Ostatnią część zajęć przeznaczyliśmy na warsztaty z naszym gościem specjalnym Panią Barbara Caillot Dubus. Pani Barbara poprowadziła z dziećmi zajęcia z fotografii. Spośród wcześniej przygotowanych odbitek, dzieci wybrały jedno czarno-białe zdjęcie, które przyklejały do kartek tworząc w ten sposób rodzaj laurki, a następnie je kolorowały. W trakcie pracy słuchaliśmy fragmentów książki autorstwa Pani Barbry oraz Pani Aleksandry Karkowskiej „Banany z cukru pudru”. Warsztaty dostarczyły nam ciekawych pomysłów na to jak można wykorzystać stare fotografie i przygotować np. laurki dla dziadków. Tego typu zajęcie może też stać się początkiem ciekawych rozmów z dziadkami, które mogą dostarczyć dzieciom wielu ciekawych informacji o naszych bliskich. Kto wie może też dziadkowie zdradzą wnuczkom jakąś swą wielką tajemnicę?
Pozdrawiam,
Anna Lintner
Barbara Caillot Dubus jest wnuczką Adama i Jadwigi Czartoryskich, dziennikarką, pisarką i fotografem.

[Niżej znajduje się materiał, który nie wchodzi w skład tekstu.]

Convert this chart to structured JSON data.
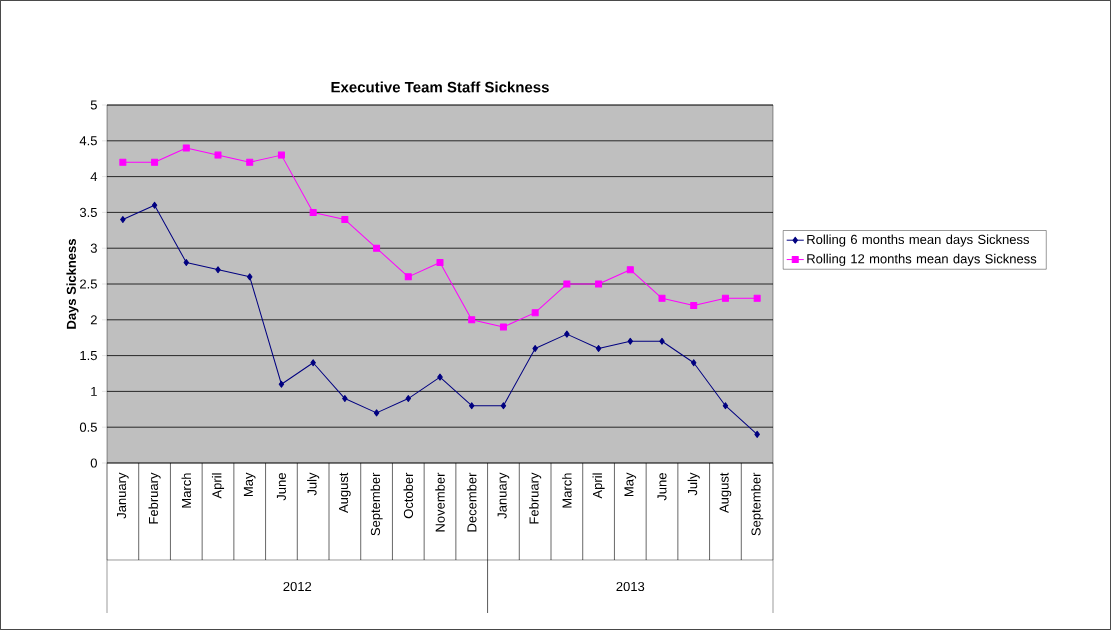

Urodziła się w Paryżu, a dzieciństwo i młodość spędziła między Francją a Podhalem. Studiowała dziennikarstwo, kulturoznawstwo i języki obce.Podróżniczka zafascynowana etnografią. Odwiedza i fotografuje przede wszystkim kraje azjatyckie, dokumentuje odmienne kultury i zwyczaje. Aktualnie mieszka w Barcelonie.
Pracowała m.in. w miesięczniku francuskojęzycznym "LeCourrier de Varsovie". Od 2009 należy do PressClub Polska, od 2011 do Związku Polskich Artystów Fotografików.
Za książkę "Tekla i jej chłopakowy świat" otrzymała w 2010 r. nagrodę IBBy dla najlepszej książki roku. Jej zdjęcia znajdują się w kolekcjach prywatnych w Polsce, Francji i USA.